Interview: „Wohlstand und Anstand gehören zusammen.“
Es fängt damit an, dass wir viel mehr Fairness in den Welthandel bringen müssen. Gerade an unserem Umgang mit den Ländern des Globalen Südens zeigt sich, dass das reine „Laufen-Lassen“ von Marktkräften ohne einen ordnenden Rahmen dazu führt, dass die Schwächeren in die Röhre gucken. Nehmen wir als Beispiel die menschenunwürdigen Arbeitsbedingungen am Ende mancher Lieferkette, mit der wir unseren Wohlstand sichern...
Sie haben das Lieferkettengesetz angesprochen – aktuell ein heikles Thema im politischen Berlin. Worum geht es konkret und warum ist das Thema für die Sozialdemokraten so wichtig?

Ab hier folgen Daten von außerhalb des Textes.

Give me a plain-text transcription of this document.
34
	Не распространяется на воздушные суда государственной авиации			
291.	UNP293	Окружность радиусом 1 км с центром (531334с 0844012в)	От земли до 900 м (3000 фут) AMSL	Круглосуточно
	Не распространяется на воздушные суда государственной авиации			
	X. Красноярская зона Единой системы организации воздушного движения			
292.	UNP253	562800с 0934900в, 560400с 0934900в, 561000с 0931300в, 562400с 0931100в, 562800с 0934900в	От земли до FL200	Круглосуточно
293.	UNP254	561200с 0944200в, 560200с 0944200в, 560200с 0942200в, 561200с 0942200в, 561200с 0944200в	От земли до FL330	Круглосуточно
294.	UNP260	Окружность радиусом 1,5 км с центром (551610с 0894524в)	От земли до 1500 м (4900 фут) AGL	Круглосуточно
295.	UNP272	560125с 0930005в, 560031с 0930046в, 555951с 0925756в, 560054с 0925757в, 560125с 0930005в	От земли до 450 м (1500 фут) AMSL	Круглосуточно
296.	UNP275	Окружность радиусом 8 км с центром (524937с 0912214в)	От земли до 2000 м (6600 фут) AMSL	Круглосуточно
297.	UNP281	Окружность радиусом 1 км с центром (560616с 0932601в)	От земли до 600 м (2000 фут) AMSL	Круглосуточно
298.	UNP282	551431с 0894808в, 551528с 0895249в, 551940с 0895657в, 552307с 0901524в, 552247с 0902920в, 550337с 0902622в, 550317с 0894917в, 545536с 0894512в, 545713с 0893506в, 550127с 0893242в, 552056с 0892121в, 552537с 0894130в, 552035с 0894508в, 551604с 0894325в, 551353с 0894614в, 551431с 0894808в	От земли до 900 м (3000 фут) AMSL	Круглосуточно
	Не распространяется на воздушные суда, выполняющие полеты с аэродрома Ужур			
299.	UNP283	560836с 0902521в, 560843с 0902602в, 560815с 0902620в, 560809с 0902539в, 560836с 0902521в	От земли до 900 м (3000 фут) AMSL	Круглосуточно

Ich finde es völlig legitim, dass die Politik sich darum kümmert, die Lebensverhältnisse der Menschen im eigenen Land so gut und verlässlich wie möglich zu gestalten. Aber unser Lebensstandard darf nicht darauf gründen, dass Menschen in anderen Regionen unter unwürdigsten Bedingungen leben und arbeiten, dass die Umwelt in diesen Staaten zerstört wird, dass Zivilisation zurückgeworfen wird. Ich möchte den Wohlstand sichern, indem wir fair mit allen umgehen. Wohlstand und Anstand gehören zusammen. Was heißt das konkret? Unternehmen, die im Ausland produzieren und in Deutschland Geschäfte machen, müssen ein Augenmerk darauf haben, unter welchen Bedingungen Rohstoffe gewonnen und Waren hergestellt werden. Mit dem Lieferkettengesetz wollen wir sicherstellen, dass Unternehmen hier haftbar gemacht werden können, wenn sie Geschäfte mit ausbeuterischen Zulieferern machen... Unternehmen, die in Deutschland produzieren, dürfen nicht etwa die Lieferkette umdrehen und sich die Arbeiter aus dem Ausland liefern lassen, die sie dann hier ausbeuten. Sehen wir uns die Fleischindustrie an: Das Fleisch wird zwar in Deutschland verarbeitet, aber die Mitarbeiter werden importiert. Hier arbeiten viele unter unwürdigsten Bedingungen. Das geht nicht. Da sind wir entschlossen hineingegrätscht. Mit dem Arbeitsschutzkontrollgesetz haben wir Sozialdemokraten in der Koalition einen enormen Fortschritt durchgesetzt.
Nun wird aber bemängelt, dass durch ein Lieferkettengesetz die Wirtschaft in einem Moment ausgebremst wird, in dem sie wegen Corona ohnehin schon stark gebeutelt ist. Können wir uns das in der jetzigen Situation überhaupt leisten?
Wenn Menschlichkeit und Anstand zum Wettbewerbsnachteil würden, hätten wir vor der Werteblindheit entfesselter Märkte kapituliert. Märkte brauchen einen Rahmen, der Wohlstand und Anstand beieinander hält. Ich glaube, dass die Krise auch Augen öffnet... Selbstverständlich müssen wir dafür sorgen, dass in Deutschland die Wirtschaft so schnell wie möglich wieder in Gang kommt. Aber wir müssen auch die Chance ergreifen, beides zu machen: Wir müssen Weichen stellen, damit mit der Bekämpfung von Corona nicht andere Krisen aus dem Blick geraten. Die Pandemie ist das eine. Die Krise von Armutsflucht und Armutsmigration aber hängt unmittelbar zusammen mit der Ungerechtigkeit der Handelsbeziehungen. Das gleiche gilt für die weltweite Zerstörung des Klimas. Es wäre fatal, jetzt nicht darüber nachzudenken, wie wir uns in Zukunft stabil und verantwortungsvoll aufstellen.
Was würde ein Lieferkettengesetz nach den Vorstellungen der SPD konkret bedeuten für Beschäftigte und Konsumenten?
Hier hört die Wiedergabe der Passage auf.